‘Caremongering’ breaks out in Slave Lake

Pearl Lorentzen
Lakeside Leader

Independent of each other, Nichol (Nicki) Ward and Cory Hughes, in Slave Lake, both started delivering essential items for people who couldn’t shop because of COVID-19.

“It was just a thought I had,” says Hughes.

Since he started, he’s helped two to three people a day.

“I’ve also been there to just talk to people,” he says. The other day, he delivered food to a man whose wife had just died. The pandemic was making it difficult for the man to plan the funeral. He needed someone to talk to.

Ward’s son was six months old when the Slave Lake Fire happened. She was struck by how willing Slave Lakers are to help out. In her 10 years in Slave Lake, she’s become very involved in this aspect of small town life.

When the pandemic started, she was looking for a way to help out. She came across articles on ‘Caremongering’ – a Canada-wide movement of volunteers. The premise is simple. It is an open Facebook group called Caremongering Slave Lake. People post either their need or what they can offer.

The vast majority has been deliveries, so far, says Ward. Volunteers have delivered food bank items, groceries, medical and other essential needs to people who don’t have transportation or who are in isolation. They have helped seniors, people with chronic health conditions, and people under mandatory isolation.

Ward enjoys being able to give back to organizations like the food bank.
As unemployment rises, the food bank is busier.

In March, there were around 20 new families, says Slave Lake Native Friendship Centre executive-director Barb Courtorielle.

On April 3, Courtorielle posted on Facebook in response to numerous questions about the food bank.

“If you run short of food any time we are here to help you no questions asked, just bring Alberta Health Care (cards) for all the people in your home, also (a) recent bill or lease for where you are living. If you are couch-surfing we just need a signed note from (the) homeowner. If there are two families living together just put all names on one application.

“For some of the clients who are in isolation we are working with some great community members who are doing deliveries. The food bank hours are open 10 a.m. to 2 p.m. Monday through Friday.

“With the high unemployment rate it is very hard to be able to put all the food you need on the table. We are here to help with the basic so you can buy those extras.

“We are keeping in mind the children who are home from school and are giving out fresh fruit and more snacks.
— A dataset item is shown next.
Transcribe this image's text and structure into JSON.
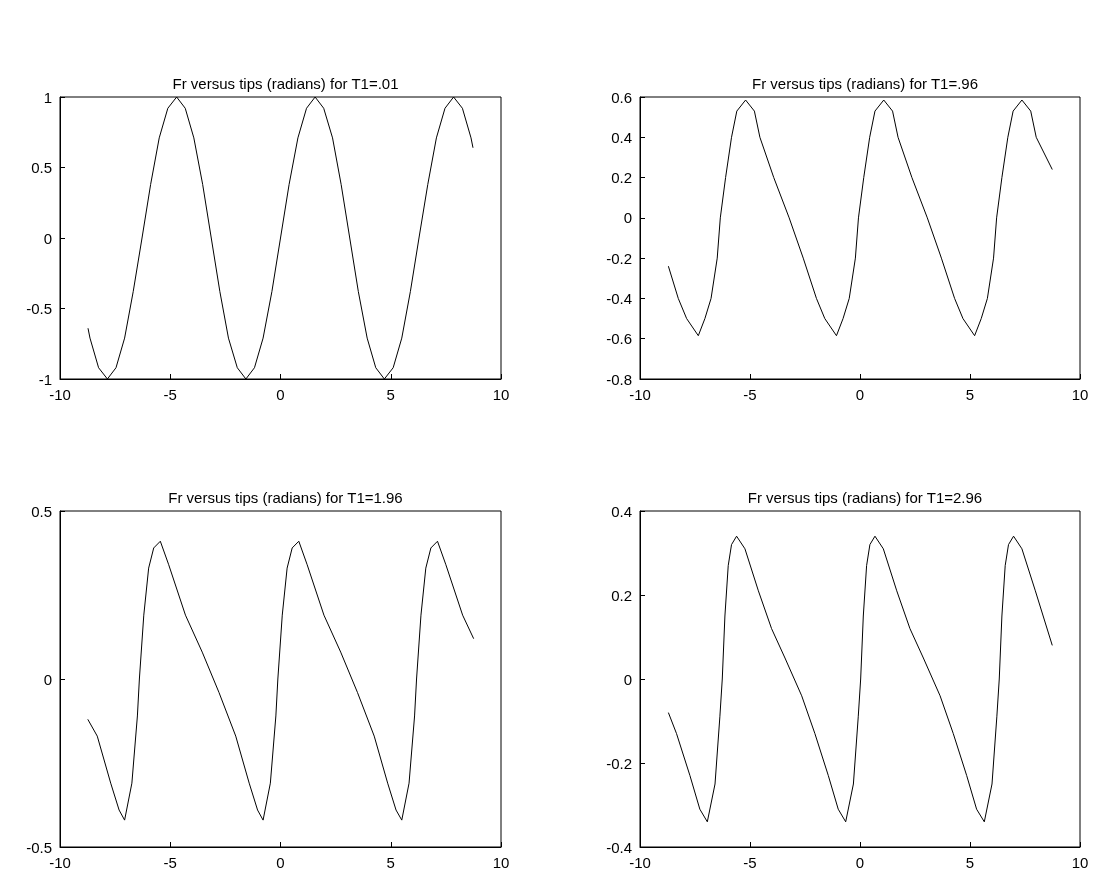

We also have food for your pets while supplies last. Slave Lake Food Bank is for everyone. Please stay safe everyone.”

The community has stepped up to support the food bank. Sobeys started delivering; both Walmart and No Frills make donations through Food Bank Canada. Individuals have raised money.

“The support is great,” she says. “I can’t express how grateful I am to this community.”

As the main part of the Friendship Centre is closed, the food bank is run by Friendship Centre staff instead of volunteers. It is also using the fridges in the kitchen to store milk and fresh fruit and vegetables for families. This is supported by Canada Breakfast and is new for the food bank.

People can donate to through Food Bank Canada, put money on the tab at Sobeys, or send a cheque.